Data visualization should be a central component of any organization’s strategy for reducing health disparities. While many organizations may hesitate to openly share data that reveals disparities, those disparities will exist whether they are visible on a dashboard or not. Data transparency can help inspire action, engage staff, build trust with key stakeholders such as patients and the community, and ensure that progress is sustained over the long term.

Dashboards bring visibility to current performance against goals

Some organizations track key metrics related to health equity but don’t have an effective way to visualize their current performance or a standardized process to share it with internal and external stakeholders. Siloing performance data limits visibility and, consequently, the accountability that data transparency inevitably encourages. When used effectively, data visualization helps monitor progress in reducing disparities, holding an organization accountable for the short- and long-term goals they have set.

Presenting health equity data in a dashboard allows stakeholders to visualize progress at a glance and recalibrate goals to ensure continuous progress. Share dashboards with predictable regularity in any forum where:

  • Leaders convene to discuss clinical quality and safety performance data and/or health equity more broadly
  • Representatives from the organization meet with external partners in the community
  • Leaders and/or staff meet as part of shared governance related to clinical quality, safety, and/or health equity

Effective organizations share their dashboard internally with leaders and frontline staff, as well as externally with community partners on a weekly to monthly basis. The goal is to maximize data transparency, build trust, and instill a widespread sense of accountability across the organization and community

Consider including the following components in a dashboard to increase its impact on reducing disparities:

  • Integration with existing dashboards for safety, quality, and experience
  • Stratification of key performance indicators by REGAL demographics and data on SDOH
  • Current performance against rigorous goals at the institution- and service-line levels
  • Color-coding for scannability
  • Facility- and system-level performance data to allow for internal and external comparisons against local, state, and national benchmarks
  • Health equity scores

Clinical and health equity leaders at Seattle Children’s have developed a dashboard that features many of the components mentioned above.

If a dashboard isn’t feasible until the organization achieves greater maturity in its data infrastructure to reduce disparities, consider a lower-tech version.
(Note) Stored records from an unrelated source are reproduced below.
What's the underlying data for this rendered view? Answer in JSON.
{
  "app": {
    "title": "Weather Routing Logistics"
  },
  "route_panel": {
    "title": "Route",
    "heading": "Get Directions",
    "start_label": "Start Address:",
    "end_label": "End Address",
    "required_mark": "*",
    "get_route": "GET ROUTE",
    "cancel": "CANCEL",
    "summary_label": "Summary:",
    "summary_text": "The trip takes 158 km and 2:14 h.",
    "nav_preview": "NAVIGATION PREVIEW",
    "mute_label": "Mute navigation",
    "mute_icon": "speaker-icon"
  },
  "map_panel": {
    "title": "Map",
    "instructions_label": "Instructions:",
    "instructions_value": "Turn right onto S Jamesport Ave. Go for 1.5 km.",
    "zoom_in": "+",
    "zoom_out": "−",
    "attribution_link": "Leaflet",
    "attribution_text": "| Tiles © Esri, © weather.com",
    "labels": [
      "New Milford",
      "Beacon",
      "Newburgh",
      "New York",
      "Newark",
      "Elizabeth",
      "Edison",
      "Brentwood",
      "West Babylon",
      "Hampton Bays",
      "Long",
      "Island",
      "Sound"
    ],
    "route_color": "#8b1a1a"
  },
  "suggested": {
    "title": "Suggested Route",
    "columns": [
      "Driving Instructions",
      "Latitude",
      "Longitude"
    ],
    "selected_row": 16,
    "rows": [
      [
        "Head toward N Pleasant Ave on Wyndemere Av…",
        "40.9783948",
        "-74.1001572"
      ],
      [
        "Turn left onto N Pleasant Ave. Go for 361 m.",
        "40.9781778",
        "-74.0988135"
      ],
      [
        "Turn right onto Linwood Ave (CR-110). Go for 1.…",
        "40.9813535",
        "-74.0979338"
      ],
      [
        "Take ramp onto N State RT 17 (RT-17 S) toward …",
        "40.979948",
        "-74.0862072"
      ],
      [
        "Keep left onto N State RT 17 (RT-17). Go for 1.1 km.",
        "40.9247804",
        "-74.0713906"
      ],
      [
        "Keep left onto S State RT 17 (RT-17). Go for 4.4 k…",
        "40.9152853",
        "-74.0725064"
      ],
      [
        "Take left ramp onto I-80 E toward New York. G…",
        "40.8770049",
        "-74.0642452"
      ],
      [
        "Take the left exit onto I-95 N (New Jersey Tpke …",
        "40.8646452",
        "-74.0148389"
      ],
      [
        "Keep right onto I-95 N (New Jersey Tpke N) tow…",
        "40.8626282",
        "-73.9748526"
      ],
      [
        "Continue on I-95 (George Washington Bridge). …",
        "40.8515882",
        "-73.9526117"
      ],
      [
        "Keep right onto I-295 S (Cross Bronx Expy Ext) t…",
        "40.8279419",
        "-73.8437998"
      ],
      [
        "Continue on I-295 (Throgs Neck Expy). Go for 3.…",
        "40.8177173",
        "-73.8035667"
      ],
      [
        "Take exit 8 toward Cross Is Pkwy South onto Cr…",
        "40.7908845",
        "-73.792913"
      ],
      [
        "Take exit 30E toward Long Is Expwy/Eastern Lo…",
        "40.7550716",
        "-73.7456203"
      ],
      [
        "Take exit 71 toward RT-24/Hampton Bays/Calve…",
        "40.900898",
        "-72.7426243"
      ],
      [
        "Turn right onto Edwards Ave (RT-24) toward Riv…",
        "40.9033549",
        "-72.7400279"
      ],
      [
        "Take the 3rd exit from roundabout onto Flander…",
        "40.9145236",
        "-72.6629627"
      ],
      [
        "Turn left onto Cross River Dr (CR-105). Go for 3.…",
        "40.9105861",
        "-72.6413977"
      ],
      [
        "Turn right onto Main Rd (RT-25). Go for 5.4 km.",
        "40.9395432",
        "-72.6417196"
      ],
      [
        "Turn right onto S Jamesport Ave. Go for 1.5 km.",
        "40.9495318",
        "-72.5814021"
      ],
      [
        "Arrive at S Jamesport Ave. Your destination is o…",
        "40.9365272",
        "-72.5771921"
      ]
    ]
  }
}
Simple scorecards incorporated in a PowerPoint slide that are regularly updated and circulated widely offer a workable alternative.

Parting thoughts

Provider organizations must address inequities among their patient population. But no matter how lofty an organizations’ health equity ambition, progress cannot be made without taking a data-driven approach. A truly data-driven approach requires the infrastructure to collect data and the technical resources to track and keep data transparent. It also requires leaders to be vulnerable and willing to own their gaps and shortcomings—internally and externally—and commit to short- and long-term goals to reduce them.
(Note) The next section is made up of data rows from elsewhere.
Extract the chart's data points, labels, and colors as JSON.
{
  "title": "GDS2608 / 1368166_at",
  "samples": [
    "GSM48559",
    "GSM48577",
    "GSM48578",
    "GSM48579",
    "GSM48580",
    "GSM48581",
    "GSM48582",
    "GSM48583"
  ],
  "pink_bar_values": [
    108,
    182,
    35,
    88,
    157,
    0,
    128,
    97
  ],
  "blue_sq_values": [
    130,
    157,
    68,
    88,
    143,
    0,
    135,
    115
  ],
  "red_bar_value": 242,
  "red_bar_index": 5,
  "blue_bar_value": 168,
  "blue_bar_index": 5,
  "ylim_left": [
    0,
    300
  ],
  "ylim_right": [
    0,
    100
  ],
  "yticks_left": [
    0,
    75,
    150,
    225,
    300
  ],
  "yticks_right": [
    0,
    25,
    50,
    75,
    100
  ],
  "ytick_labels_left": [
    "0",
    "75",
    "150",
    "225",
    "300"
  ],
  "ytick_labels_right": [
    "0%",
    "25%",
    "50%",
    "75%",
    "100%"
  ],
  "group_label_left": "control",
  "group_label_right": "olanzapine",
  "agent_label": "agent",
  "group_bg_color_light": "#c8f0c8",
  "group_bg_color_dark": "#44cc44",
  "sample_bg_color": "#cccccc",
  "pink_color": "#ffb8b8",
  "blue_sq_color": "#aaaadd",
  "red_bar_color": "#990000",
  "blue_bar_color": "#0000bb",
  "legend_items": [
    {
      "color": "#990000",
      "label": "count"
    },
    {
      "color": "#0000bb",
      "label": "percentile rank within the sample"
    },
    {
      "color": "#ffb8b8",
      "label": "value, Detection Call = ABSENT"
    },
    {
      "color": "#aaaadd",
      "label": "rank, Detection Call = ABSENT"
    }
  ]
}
But simply identifying disparities and setting goals is not enough to create structural change. Leaders must address community-wide social needs and their root causes: intergenerational poverty and structural inequity. To advance health equity in the long term, leaders need to address these community-level factors that impact historically marginalized groups at disproportionate rates.
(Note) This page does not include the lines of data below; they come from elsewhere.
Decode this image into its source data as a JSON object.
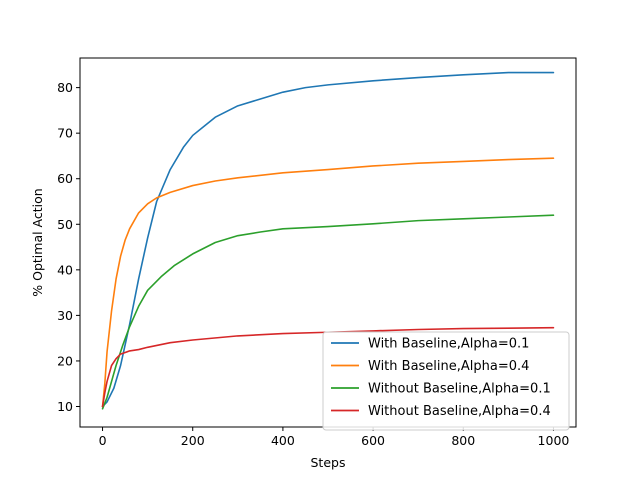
{
  "chart_data": {
    "type": "line",
    "title": "",
    "xlabel": "Steps",
    "ylabel": "% Optimal Action",
    "xlim": [
      -50,
      1050
    ],
    "ylim": [
      5.5,
      86.5
    ],
    "x_ticks": [
      0,
      200,
      400,
      600,
      800,
      1000
    ],
    "y_ticks": [
      10,
      20,
      30,
      40,
      50,
      60,
      70,
      80
    ],
    "grid": false,
    "legend_position": "lower-right",
    "series": [
      {
        "name": "With Baseline,Alpha=0.1",
        "color": "#1f77b4",
        "x": [
          0,
          10,
          25,
          40,
          60,
          80,
          100,
          120,
          150,
          180,
          200,
          250,
          300,
          350,
          400,
          450,
          500,
          600,
          700,
          800,
          900,
          1000
        ],
        "y": [
          10,
          11,
          14,
          19,
          28,
          38,
          47,
          55,
          62,
          67,
          69.5,
          73.5,
          76,
          77.5,
          79,
          80,
          80.6,
          81.5,
          82.2,
          82.8,
          83.3,
          83.3
        ]
      },
      {
        "name": "With Baseline,Alpha=0.4",
        "color": "#ff7f0e",
        "x": [
          0,
          5,
          10,
          20,
          30,
          40,
          50,
          60,
          80,
          100,
          120,
          150,
          200,
          250,
          300,
          400,
          500,
          600,
          700,
          800,
          900,
          1000
        ],
        "y": [
          10,
          15,
          22,
          31,
          38,
          43,
          46.5,
          49,
          52.5,
          54.5,
          55.8,
          57,
          58.5,
          59.5,
          60.2,
          61.3,
          62,
          62.8,
          63.4,
          63.8,
          64.2,
          64.5
        ]
      },
      {
        "name": "Without Baseline,Alpha=0.1",
        "color": "#2ca02c",
        "x": [
          0,
          10,
          20,
          30,
          45,
          60,
          80,
          100,
          130,
          160,
          200,
          250,
          300,
          350,
          400,
          500,
          600,
          700,
          800,
          900,
          1000
        ],
        "y": [
          9.5,
          12,
          15.5,
          19,
          23.5,
          27.5,
          32,
          35.5,
          38.5,
          41,
          43.5,
          46,
          47.5,
          48.3,
          49,
          49.5,
          50.1,
          50.8,
          51.2,
          51.6,
          52
        ]
      },
      {
        "name": "Without Baseline,Alpha=0.4",
        "color": "#d62728",
        "x": [
          0,
          5,
          10,
          20,
          30,
          40,
          60,
          80,
          100,
          150,
          200,
          300,
          400,
          500,
          600,
          700,
          800,
          900,
          1000
        ],
        "y": [
          10,
          13,
          15.5,
          19,
          20.5,
          21.5,
          22.2,
          22.5,
          23,
          24,
          24.6,
          25.5,
          26,
          26.3,
          26.6,
          26.9,
          27.1,
          27.2,
          27.3
        ]
      }
    ]
  }
}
To start, leaders must understand the causes and effects of structural inequities and accept that players across the health care industry—from payers and health plans, to pharma, medical technology, and life sciences companies—all have a role to play. Then, leaders must tap into their data infrastructure to understand the full scope of the problem, strengthen partnerships with community and cross-industry health care leaders, and design transformational strategies for addressing structural inequities.